In the words of the Nuri Said, Iraqi Prime Minister, “We will smash the country with our guns and obliterate every place the Jews seek shelter in (he estimated it would take 6-8 weeks to wipe out the Jews). The Arabs should conduct their wives and children to safe areas until the fighting has died down.”
In 1953, the Jordanian newspaper Al Urdun wrote, “For the flight and fall of the other villages it is our leaders who are responsible because of their dissemination of rumors exaggerating Jewish crimes and describing them as atrocities in order to inflame the Arabs…. By spreading rumours of Jewish atrocities, killings of women and children etc., they instilled fear and terror in the hearts of the Arabs in Palestine, until they fled leaving their homes and properties to the enemy.”
Nothing like hearing it from the horse’s mouth…….
Other than that:
- Israel employed defensive actions to hold the territory assigned to it by the United Nations. Against 7 Arab armies explicitly promising a genocide.

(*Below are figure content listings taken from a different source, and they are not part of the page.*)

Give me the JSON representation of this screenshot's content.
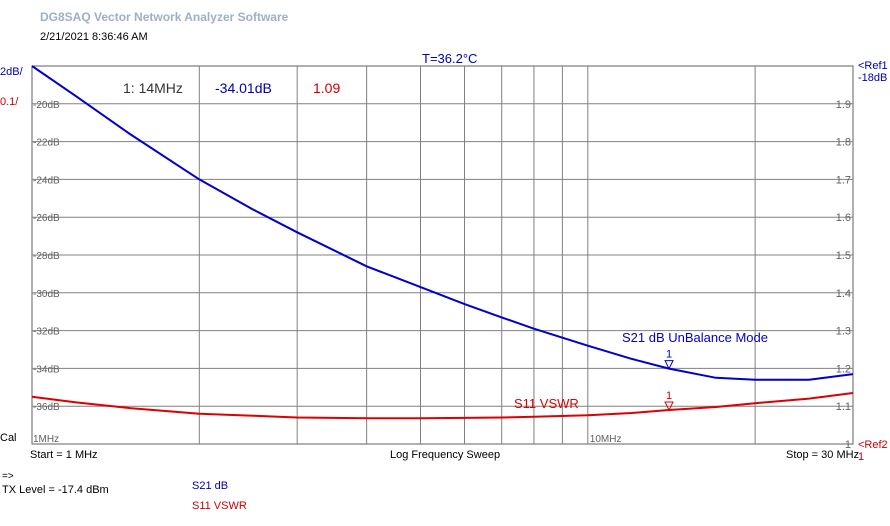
{
  "app": {
    "title": "DG8SAQ Vector Network Analyzer Software",
    "timestamp": "2/21/2021   8:36:46 AM"
  },
  "header": {
    "temperature": "T=36.2°C",
    "s21_scale": "2dB/",
    "s11_scale": "0.1/",
    "ref1_line1": "<Ref1",
    "ref1_line2": "-18dB",
    "ref2_line1": "<Ref2",
    "ref2_line2": "1"
  },
  "marker": {
    "freq": "1: 14MHz",
    "s21": "-34.01dB",
    "s11": "1.09"
  },
  "footer": {
    "cal": "Cal",
    "start": "Start = 1 MHz",
    "sweep": "Log Frequency Sweep",
    "stop": "Stop = 30 MHz",
    "arrow": "=>",
    "tx_level": "TX Level = -17.4 dBm",
    "legend_s21": "S21   dB",
    "legend_s11": "S11   VSWR"
  },
  "colors": {
    "s21": "#0000cc",
    "s11": "#dd0000",
    "grid": "#808080"
  },
  "chart_data": {
    "type": "line",
    "x_scale": "log",
    "xlim": [
      1,
      30
    ],
    "x_unit": "MHz",
    "x_tick_labels": [
      {
        "label": "1MHz",
        "value": 1
      },
      {
        "label": "10MHz",
        "value": 10
      }
    ],
    "left_axis": {
      "ylim": [
        -38,
        -18
      ],
      "tick_labels": [
        "-20dB",
        "-22dB",
        "-24dB",
        "-26dB",
        "-28dB",
        "-30dB",
        "-32dB",
        "-34dB",
        "-36dB"
      ],
      "tick_values": [
        -20,
        -22,
        -24,
        -26,
        -28,
        -30,
        -32,
        -34,
        -36
      ]
    },
    "right_axis": {
      "ylim": [
        1.0,
        2.0
      ],
      "tick_labels": [
        "1.9",
        "1.8",
        "1.7",
        "1.6",
        "1.5",
        "1.4",
        "1.3",
        "1.2",
        "1.1",
        "1"
      ],
      "tick_values": [
        1.9,
        1.8,
        1.7,
        1.6,
        1.5,
        1.4,
        1.3,
        1.2,
        1.1,
        1.0
      ]
    },
    "series": [
      {
        "name": "S21 dB UnBalance Mode",
        "axis": "left",
        "x": [
          1,
          1.2,
          1.5,
          2,
          2.5,
          3,
          4,
          5,
          6,
          7,
          8,
          10,
          12,
          14,
          17,
          20,
          25,
          30
        ],
        "y": [
          -18.0,
          -19.6,
          -21.6,
          -24.0,
          -25.6,
          -26.8,
          -28.6,
          -29.7,
          -30.6,
          -31.3,
          -31.9,
          -32.8,
          -33.5,
          -34.01,
          -34.5,
          -34.6,
          -34.6,
          -34.3
        ]
      },
      {
        "name": "S11 VSWR",
        "axis": "right",
        "x": [
          1,
          1.2,
          1.5,
          2,
          2.5,
          3,
          4,
          5,
          6,
          7,
          8,
          10,
          12,
          14,
          17,
          20,
          25,
          30
        ],
        "y": [
          1.125,
          1.11,
          1.095,
          1.08,
          1.075,
          1.07,
          1.068,
          1.068,
          1.069,
          1.07,
          1.072,
          1.076,
          1.082,
          1.09,
          1.098,
          1.108,
          1.12,
          1.135
        ]
      }
    ],
    "markers": [
      {
        "label": "1",
        "x": 14,
        "series": "S21 dB UnBalance Mode"
      },
      {
        "label": "1",
        "x": 14,
        "series": "S11 VSWR"
      }
    ]
  }
}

- As mentioned above, part of that defensive action included driving Arab civilians from their homes in a few Arab villages located at strategically important sites or sitting upon major arteries, especially the road to Jerusalem.
- The above Hagana actions were both legal and commonplace in war since time immemorial (Muhammad is praised for doing the same thing to Jewish villages near Mecca before he besieged it).
- The REAL cause of the refugees’ flight was the Arab invasion. Had there been no war, there would have been no refugees. This is evidenced by peaceful Arabs who stayed in Israel and became citizens of Israel and who prospered (approximately 170,000 in 1949, now in excess of 2,000,000).
Today, Arab Israelis serve as members of parliament (the Knesset), faculty in universities, highly educated professionals in just about every field of endeavour, and enjoy a standard of living, political and personal freedom, and economic opportunity unparalleled anywhere in the Arab world.
Arab “Palestine” and the notion of “palestinianism” and its (now) 7 million “refugees” is nowt but the Arab-Israeli conflict by its current name and a rallying call to closet non-Muslim and/or Arab anti-semites to profess public hatred of Jews and Israel which 21st century mores generally proscribe.
As Isa Blagden (The Crown of Life, 1869) stated, ” If a lie is only printed often enough it becomes a quasi-truth and if such a truth is repeated often enough, it becomes an article of belief, a dogma and men will die for it.”